Increased turnover – ultimately, you want to keep your employees happy and excited so they keep performing for you at a high level.
If they perceive that your vacation policies aren’t optimal, or there’s a sense of unfairness as discussed above, it can lead to increased turnover which can be very expensive.
End of year vacation rush – when employees know their vacation days are going to disappear shortly, there may be a rush from multiple staff members to use their leave – before they lose it. This can create scheduling or HR headaches trying juggle numerous leave requests, often at a busy time of the year.
The use it or lose it vacation policy may not be the best option for your business.
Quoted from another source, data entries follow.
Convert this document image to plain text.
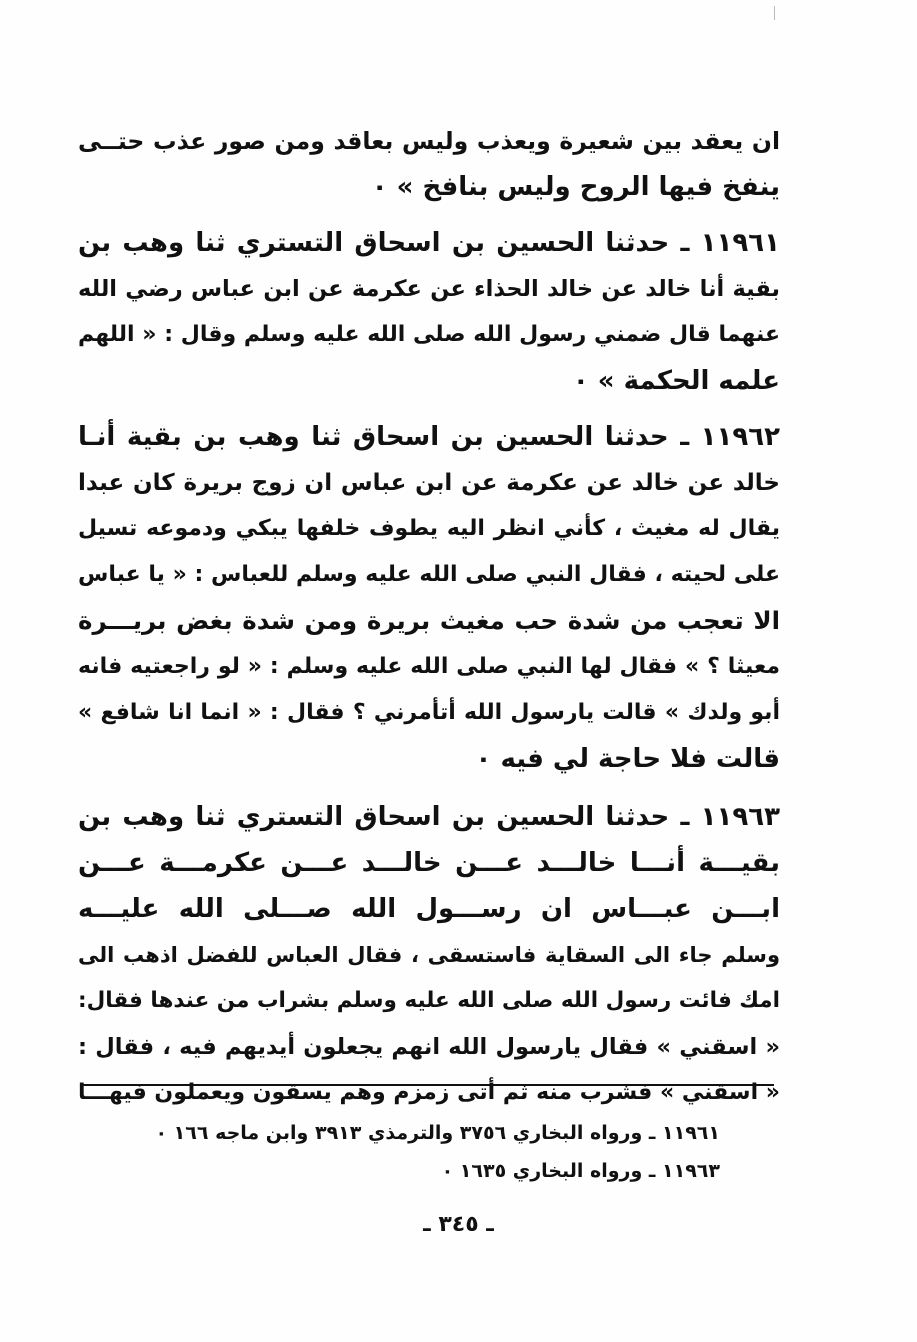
ان يعقد بين شعيرة ويعذب وليس بعاقد ومن صور عذب حتــى
ينفخ فيها الروح وليس بنافخ » ٠
١١٩٦١ ـ حدثنا الحسين بن اسحاق التستري ثنا وهب بن
بقية أنا خالد عن خالد الحذاء عن عكرمة عن ابن عباس رضي الله
عنهما قال ضمني رسول الله صلى الله عليه وسلم وقال : « اللهم
علمه الحكمة » ٠
١١٩٦٢ ـ حدثنا الحسين بن اسحاق ثنا وهب بن بقية أنـا
خالد عن خالد عن عكرمة عن ابن عباس ان زوج بريرة كان عبدا
يقال له مغيث ، كأني انظر اليه يطوف خلفها يبكي ودموعه تسيل
على لحيته ، فقال النبي صلى الله عليه وسلم للعباس : « يا عباس
الا تعجب من شدة حب مغيث بريرة ومن شدة بغض بريـــرة
معيثا ؟ » فقال لها النبي صلى الله عليه وسلم : « لو راجعتيه فانه
أبو ولدك » قالت يارسول الله أتأمرني ؟ فقال : « انما انا شافع »
قالت فلا حاجة لي فيه ٠
١١٩٦٣ ـ حدثنا الحسين بن اسحاق التستري ثنا وهب بن
بقيـــة أنـــا خالـــد عـــن خالـــد عـــن عكرمـــة عـــن
ابـــن عبـــاس ان رســـول الله صـــلى الله عليـــه
وسلم جاء الى السقاية فاستسقى ، فقال العباس للفضل اذهب الى
امك فائت رسول الله صلى الله عليه وسلم بشراب من عندها فقال:
« اسقني » فقال يارسول الله انهم يجعلون أيديهم فيه ، فقال :
« اسقني » فشرب منه ثم أتى زمزم وهم يسقون ويعملون فيهـــا
١١٩٦١ ـ ورواه البخاري ٣٧٥٦ والترمذي ٣٩١٣ وابن ماجه ١٦٦ ٠
١١٩٦٣ ـ ورواه البخاري ١٦٣٥ ٠
ـ ٣٤٥ ـ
But it’s also not ideal to allow huge amounts of leave to pile up, which result in huge, unplanned payouts when a staff wishes to cash out or leaves the business.
So what’s the best option to prevent this?
First, you should ensure you continually monitor your employees’ leave, to ensure workers regularly take vacation days.
This is important, not just for preventing large PTO accruals, but for ensuring your staff are fresh and free from burnout.
In fact, this is the number one reason you should be encouraging staff to regularly take days off – avoiding large stockpiles of leave owing is just an added benefit.
If you use a leave management software like Flamingo, you can set up reminders to help you monitor leave allowances and make sure no one is going too long without a break.
You may also want to institute an unlimited PTO policy for your business.
This is probably the most effective way to avoid large amounts of leave owing, while maintaining a system that’s fair and liked by your team members.
With this type of leave policy, there is no annual or accrued leave allowance. Staff are free to take leave when they want and for how long (within reason).
That means there are no “outstanding” leave days left at the end of the year, and no vacation days to pay out when an employee leaves the job.
Allowing your staff to take leave with no cap requires a degree of trust, and needs to be constantly monitored for abuse, but the freedom and flexibility of this policy is generally very popular with staff.